Not-so-fond memories of our school days might remind us that adjectives describe things. That’s true, but like so much of what we learned about grammar in our early days, more could be said, and that more could make the whole subject of language and composition a lot more interesting.

I had occasion the other day to look up the word replica in the dictionary. Something I was reading was making the distinction between a replica and a copy, and I wondered about the difference between the two. A replica, as the Merriam-Webster dictionary defines it, is a copy exact in all details (a copy, by contrast, is an imitation or representation of an original). I understood the difference, but it was the precise phrasing of the definition of replica that caught my attention: a copy exact in all details, not an exact copy in all details. The dictionary’s careful wording was correct, of course, but how would one explain grammatically why the position of the adjective exact should be after the noun copy and not before it?

An adjective names the quality of something, and a quality is a feature or characteristic or trait that we see something to possess. If I talk about a copy, that’s one thing; if I talk about an exact copy, that’s another: all exact copies are exact, but not all copies are necessarily exact. An adjective can name a quality that defines something essential and inseparable from an object (the blue sky), and it can name a quality that is inessential and separable (a scholar renowned for her teaching). The word adjective in its derivation means thrown at or applied to, and that’s just what we do with an adjective: we throw a quality (blueness) at a noun (sky), and produce a compound substance that names what we see at issue in a certain context. I might want to point to the great blue sky of Wyoming, but then again its color may be less important than how vast and open that Wyoming sky appears just now. A great blue sky is something different from a vast and open sky, and the obligation is on me to name exactly what I’m talking about.
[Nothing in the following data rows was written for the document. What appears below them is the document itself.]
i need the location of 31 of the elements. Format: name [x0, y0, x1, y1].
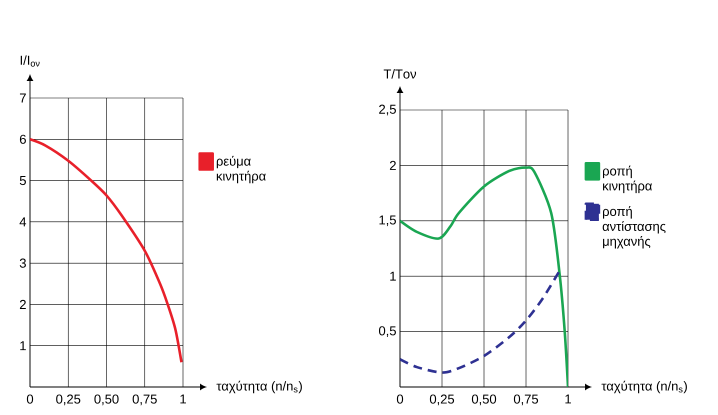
x-tick-label: 0,25 — [430, 394, 454, 406]
x-tick-label: 1 — [180, 394, 186, 404]
y-axis-title: T/Tον — [384, 69, 416, 79]
x-tick-label: 0,75 — [514, 394, 538, 406]
legend-label: ρεύμα κινητήρα — [216, 156, 266, 184]
y-tick-label: 1 — [390, 272, 396, 281]
y-tick-label: 4 — [20, 217, 26, 226]
x-axis-title: ταχύτητα (n/n$_{s}$) — [216, 380, 302, 394]
legend-label: ροπή αντίστασης μηχανής — [602, 206, 666, 248]
y-tick-label: 1,5 — [379, 216, 396, 226]
x-tick-label: 0,75 — [132, 394, 157, 406]
y-tick-label: 5 — [20, 176, 26, 186]
y-tick-label: 1 — [20, 341, 26, 350]
y-tick-label: 6 — [20, 134, 26, 144]
x-tick-label: 0,50 — [94, 394, 119, 406]
x-tick-label: 0,25 — [56, 394, 80, 406]
x-tick-label: 0 — [396, 394, 404, 404]
y-tick-label: 7 — [20, 94, 26, 102]
line-series — [30, 138, 183, 364]
y-tick-label: 2 — [390, 160, 396, 170]
x-tick-label: 0,50 — [472, 394, 496, 406]
x-tick-label: 1 — [565, 394, 571, 404]
x-axis-title: ταχύτητα (n/n$_{s}$) — [602, 380, 687, 394]
y-tick-label: 2,5 — [379, 104, 396, 116]
y-tick-label: 0,5 — [378, 326, 396, 337]
x-tick-label: 0 — [26, 394, 34, 404]
line-series — [400, 269, 561, 374]
legend-label: ροπή κινητήρα — [602, 166, 652, 194]
y-axis-title: I/I$_{ον}$ — [20, 55, 40, 67]
y-tick-label: 2 — [20, 300, 26, 309]
y-tick-label: 3 — [20, 258, 26, 268]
So to speak of an exact copy is to name the quality of exactness and apply that feature to the kind of copy one is thinking about. When an adjective names an essential feature of something, it stands before the noun it is defining, and in that preceding position it is called an attributive adjective (an attribute being an essential feature of something). But when an adjective is qualified in its own right, that is, when something more is said about the adjective itself, then that adjective should follow its noun and the additional information appear immediately afterwards: a copy exact in all details. When an adjective follows its noun like this, it is called a predicate adjective.

And this term predicate adjective makes sense when we realize that a copy exact in all details really means a copy which is exact in all details; the words which is form a predicate, a new clause that is going to assert outright something (exactitude) about the noun copy, and not merely assume it. And one can then comfortably modify the adjective in this newly created predicate: exact in all details. A predicate is the place where things are said and meant, even (ironically) if only implied. If we’re saying something about the adjective exact, then what we’re saying should be right next to that word: exact in all details. So likewise the junk mail that arrives shouldn’t speak of an enclosed envelope for your convenience, but an envelope enclosed for your convenience; and I shouldn’t invite you to a famous restaurant for its desserts, but a restaurant famous for its desserts.

And why? Because adjectives work to specify nouns, and the strength of our language depends in large measure on specificity. Too many adjectives for a noun means we’ve probably chosen the wrong noun (a tall building made of steel and glass is, perhaps, better a skyscraper), but adjectives in the wrong position mean we’ve disarranged the ideas we want to keep. Either way, it’s about being—exact.